How Job Boards Can Take the Lead in Company Culture Matchmaking

Company culture is a unique aspect of hiring. It is the one element that is not based on objective facts like skills or location but instead a match of style between candidates and employers. However, over many decades of analyzing what creates a successful long-term hiring decision, we find that company culture is an overwhelming factor. A 9-5 professional in a stay-late team is more likely to bounce even if they have all the right skills. An extrovert may quickly feel isolated on a team where professional distance is the norm. Even something as small as an office radio can create that critical divide between those ‘in’ the company culture and those who aren’t quite the right fit.

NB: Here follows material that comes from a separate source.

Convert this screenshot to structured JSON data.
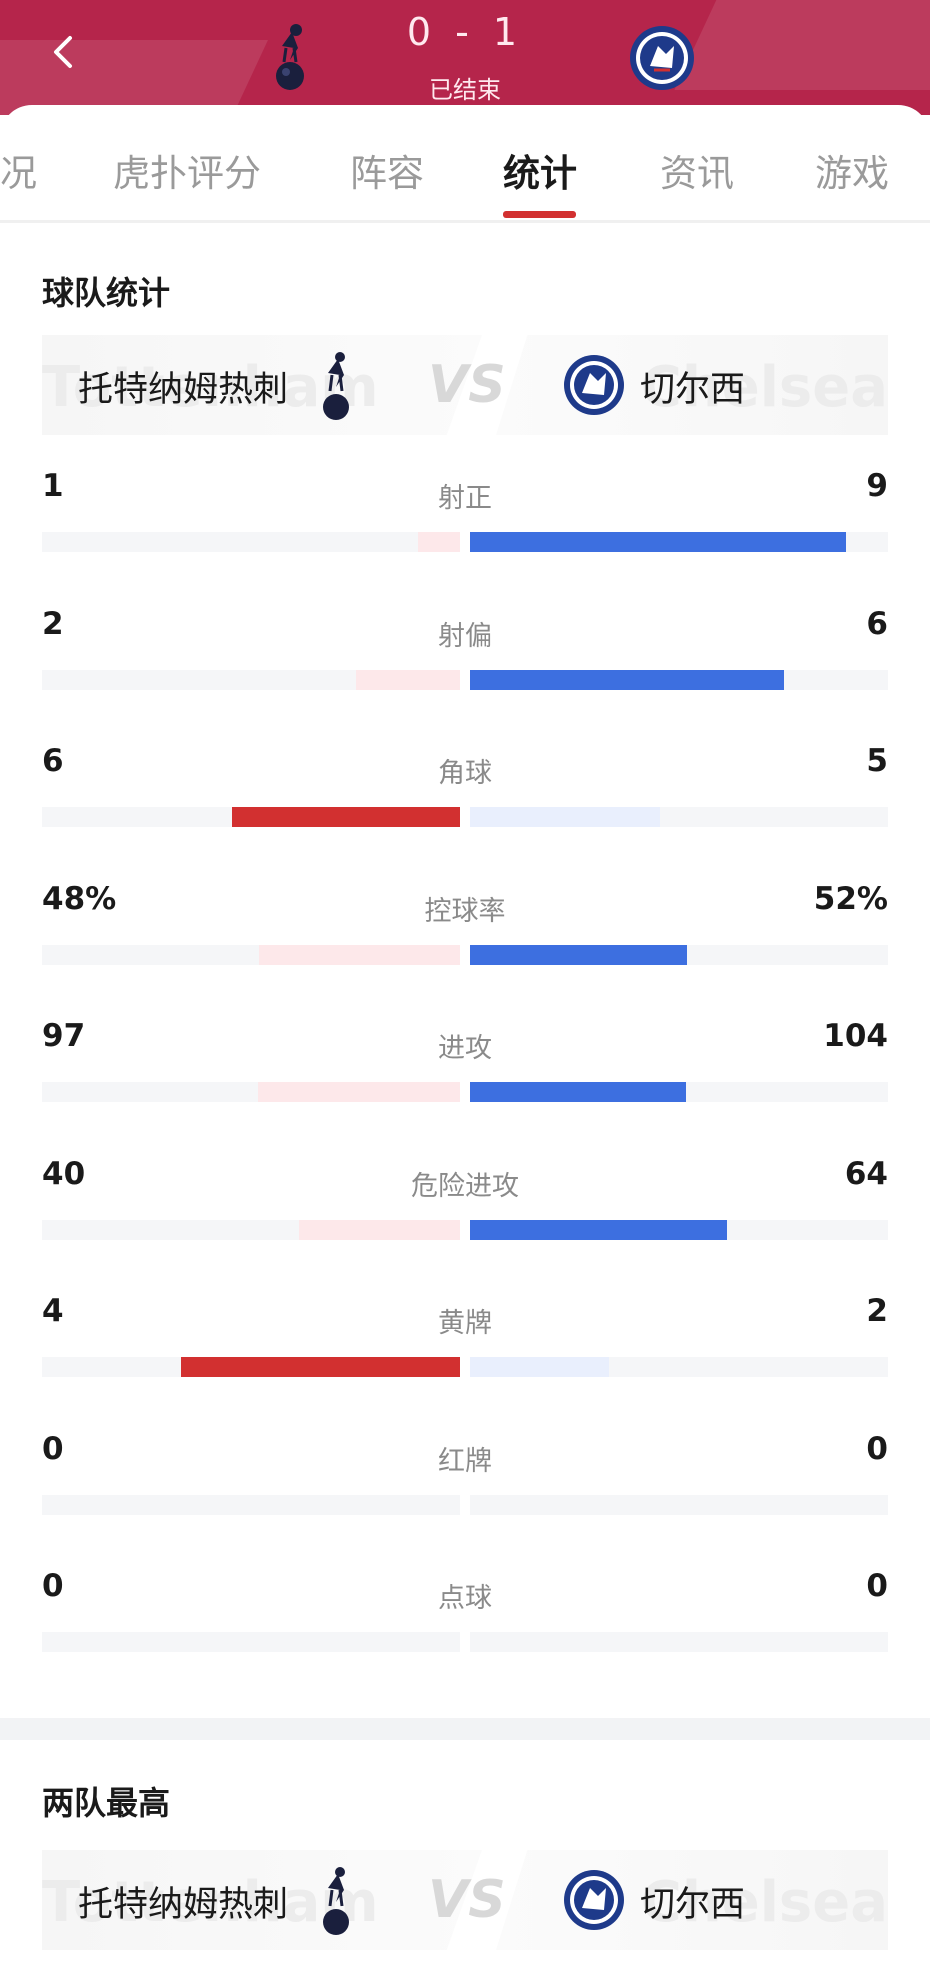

While hiring for company culture is primarily the responsibility of employers, job boards have always played a major role in match-making between companies and candidates. The features of a job board and the user experience of listing a role very much shape what candidates see when they browse during the job hunt. After all, your job board makes it possible to search by industry, location, salary range, remote opportunities, and other objective features to aid in the match-making process. This is done with separate data fields that employers fill out when they make a listing. Why not company culture?

 

Company Culture’s Inconsistent Representation in Job Listings

Normally, we would expect employers to put some company culture details in the job description field. However, it is well-known that not all companies (or recruiters) writing these listings have the same description-writing standards. Some post nothing more than a list of required skills below the job title. Some write a novella including everything from expected tasks to team lunch perks.  But even in the detailed and long-winded descriptions, company culture is not always clearly conveyed.

In reality, it takes an insightful manager and skilled writer to clearly represent a team or brand’s internal culture through description text alone. It is this lack of clarity, however, that is exactly where job boards thrive in bridging the gap. Why not develop company culture features with the same objective approach as we do other features of a job like salary, location, and remote work opportunities?

 

The Questionnaire Approach to Company Culture

What really defines a company’s internal culture? Let’s think specifically in ways that influence whether a candidate will be happy and lasting in a new role. Many candidates care whether they’ll be expected to stay late or leave on-time. Many want to know if hours are rigid or flexible. They want to know if the break room is party time or a place of quiet sandwich contemplation. Just like other factors of a job, many of these elements can be quantified with individual data fields and questionnaire technology.

When an employer is creating a new role listing, we can walk them through a few additional steps to help define each team’s internal culture. Does the team often stay late to finish projects? Yes/No.  Does the team regularly socialize after work? Yes/No. Is it a dog-friendly workplace? Yes/No/Only on Fridays. Is there music playing in the office that everyone listens to? If Yes, what genre of music do you play?

The simple asking of these questions will cause employers to reflect on their culture and to share clear, concise details that candidates deeply want to know when making the decision. The answers to these questions can then be displayed to quickly enlighten searching candidates to the real environment they’ll be joining.

 

Streamlined Cultural Matchmaking

Taking it to the next level, job boards can even help candidates sort by the cultural features they care about most. Once you start asking the questions and listing the answers in data fields, candidates should be able to sort by preference. Those who like office music can suddenly search for workplaces where radios are already the norm. Those who need to go home promptly at 5 can find teams where this is considered responsible instead of uncommitted.

You can offer matchmaking services where candidates take their version of the quiz and receive a list of roles that match their company cultural preferences. Likewise, candidates who fill out their own company cultural data points can be promoted to employers who can see that these professionals would be a better-than-usual fit culturally compared to others who are equally qualified.

 

Job Boards Changing How Companies Hire for Cultural Fit

Once company culture is refined into data points by job boards, expect to see a rippling change in the industry. Essentially, you are showing companies how to better define their internal culture and share that clearly with new candidates. Recruiters will begin using candidate’s listed cultural preferences to reach out and make connections. Companies and candidates may take your lead and learn how to ask each other the right questions in interviews.

Because company culture has been identified as a statistical factor in candidate bounce-rate, it can be refined down to data points. Job boards are in the unique position to take the lead in accurate and effective company culture matchmaking.